Jan 2011

Rapid Prototyping & Development of Infrastructure

Taken from wikipedia, software prototyping is:

Software prototyping,
refers to the activity of creating prototypes of software applications, i.e., incomplete versions of the software program being developed. It is an activity that occurs during certain software development and is comparable to prototyping as known from other fields, such as mechanical engineering or manufacturing.

link

While rapid application development is:

Rapid Application Development (RAD)
refers to a type of software development methodology that uses minimal planning in favor of rapid prototyping. The "planning" of software developed using RAD is interleaved with writing the software itself. The lack of extensive pre-planning generally allows software to be written much faster, and makes it easier to change requirements.

link

Can these same methods be applied to infrastructure? Or does infrastructure always have to be engineered? The real answer is of course (as usual per my essays) it depends. Instead of conjecturing when it might work this text will look at three examples. One where it did not work, one where it kind of worked until it went off the rails and one where it worked like a champ.

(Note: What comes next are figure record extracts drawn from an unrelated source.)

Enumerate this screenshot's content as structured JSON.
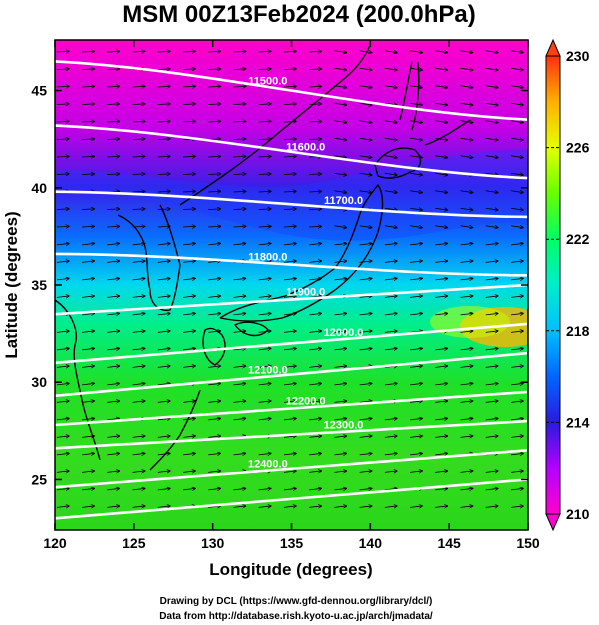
{
  "title": "MSM 00Z13Feb2024 (200.0hPa)",
  "x_axis": {
    "label": "Longitude (degrees)",
    "range": [
      120,
      150
    ],
    "ticks": [
      "120",
      "125",
      "130",
      "135",
      "140",
      "145",
      "150"
    ]
  },
  "y_axis": {
    "label": "Latitude  (degrees)",
    "range": [
      22.4,
      47.6
    ],
    "ticks": [
      "25",
      "30",
      "35",
      "40",
      "45"
    ]
  },
  "colorbar": {
    "range": [
      210,
      230
    ],
    "ticks": [
      "210",
      "214",
      "218",
      "222",
      "226",
      "230"
    ],
    "colors": [
      "#ff00cc",
      "#b400ff",
      "#2a1adf",
      "#0066ff",
      "#00e5ee",
      "#00ff66",
      "#66ff00",
      "#e6ff00",
      "#ffb000",
      "#ff3010"
    ]
  },
  "contours": [
    {
      "label": "11500.0",
      "lat_west": 46.5,
      "lat_east": 43.5
    },
    {
      "label": "11600.0",
      "lat_west": 43.2,
      "lat_east": 40.5
    },
    {
      "label": "11700.0",
      "lat_west": 39.8,
      "lat_east": 38.5
    },
    {
      "label": "11800.0",
      "lat_west": 36.6,
      "lat_east": 35.5
    },
    {
      "label": "11900.0",
      "lat_west": 33.5,
      "lat_east": 35.0
    },
    {
      "label": "12000.0",
      "lat_west": 31.0,
      "lat_east": 33.0
    },
    {
      "label": "12100.0",
      "lat_west": 29.3,
      "lat_east": 31.5
    },
    {
      "label": "12200.0",
      "lat_west": 27.8,
      "lat_east": 29.5
    },
    {
      "label": "12300.0",
      "lat_west": 26.6,
      "lat_east": 28.0
    },
    {
      "label": "12400.0",
      "lat_west": 24.6,
      "lat_east": 26.5
    },
    {
      "label": "",
      "lat_west": 23.0,
      "lat_east": 25.0
    }
  ],
  "credits": {
    "line1": "Drawing by DCL (https://www.gfd-dennou.org/library/dcl/)",
    "line2": "Data from http://database.rish.kyoto-u.ac.jp/arch/jmadata/"
  }
}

Didn't Work at All: Perceus for Cluster Management

In this particular scenario I needed to learn the basics of the Perceus Cluster Management software but I did not have the hardware in the datacenter yet. What I did have was practically a super computer for a laptop. Using virtualbox I created a 2 node cluster on a private network with a headnode. Everything appeared to work well but because I was not able to prototype the same networking and certain drivers, it ended up becoming a rather pointless endeavor. Essentially the virtualized environment was just too different than the hardware environment. From one perspective some goals were realized. I had learned how to configure some of the management software. I had even figured out how to create netboot images which paid off, however, the return on time was not worth it. It took me about 1 hour to figure out how to set up the cluster and create a netboot image. It took about 3 hours to create the virtual machines, install the head node, download and install software etc. Essentially I lost 2 hours.

Sort of Worked: SGE On a Cluster

Using the aformentioned virtual environment I figured out how to configure Sun Grid Engine. I ran a few jobs, modified some queues and thought *this is good* When the hardware was in place, I took it one sterp further. Since I still needed to setup all of the hardware and other software I decided to get two compute nodes functional, then give access to the a few select users under the conditions that they understood this thing could blow up at anytime and we are testing. This turned out to be a good idea. The users got me a list of software they needed installed, SGE configuration todos and some environmental settings. Even though I had to rebuild the head node due to a hardware issue, I now had a list of software to build to get the users up and running when it was ready for production. I called that a win.

Worked Well: VMware

Although it might be obvious at first why vmware would be good for organically testing something new, it is important to keep in mind I am referring to vmware itself. Not the guests. The approach I took to building a new vmware infrastructure was by incremental levels of risk. Eventually the infrstructure was to be designed like so:

  • 2 identical clusters with an infiniband back end and 2x1GB front esx hosts.
  • 3 4x8 core esx hosts on the front of each cluster with HA enabled
  • 1 single vcenter server backed up to tape
  • 2 storage nodes in failover over infiniband

Unfortunately, I did not have the infiniband or storage nodes but I wanted to get rolling. What I decided to do was implement the systems in steps as I waited for parts and pieces to come in. The steps I took were:

  1. Build vcenter
  2. Install ESXi on the 6 hosts
  3. Create one dev/test cluster with 3 hosts
  4. Informed developers to have at it but it was not in production yet
  5. Created the production cluster
  6. Setup temporary NFS storage for both clusters on the same 1GB switch
  7. Ported a monitoring system to a vm for production testing.
  8. Migrated everything to the temporary storage
  9. Put the temp storage NFS server into backup schema
  10. Informed developers that their cluster was essentially good to go and educated them on the restore time (roughly 1 working day)
  11. Put low hanging fruit guests into production. These would be guests that could be down for a day or more.
  12. Storage arrived. Installed OS and configured.
  13. Infiniband switch and cabling arrived. Installed.
  14. Migrated to infiniband connected storage.
  15. Informed user community of higher availability.
  16. Done.

From a certain point of view we essentially started testing the automobile before it was fully road ready. We prototyped as much as we could safely and even deployed certain systems into production on vmware as long as they could actually be down. Applying the rapid prototyping method worked perfectly in this scenario.

Summary

Probably what this text has covered has been done before. Most likely, however, many sysadmins don't neccessarily look at the process in this way. Some people say that adminsitrative/system programming is a completely different world than mainstream applications programming. While in some ways they are, it is clear that even building out certain types of infrastructure bear some commonalities to programming.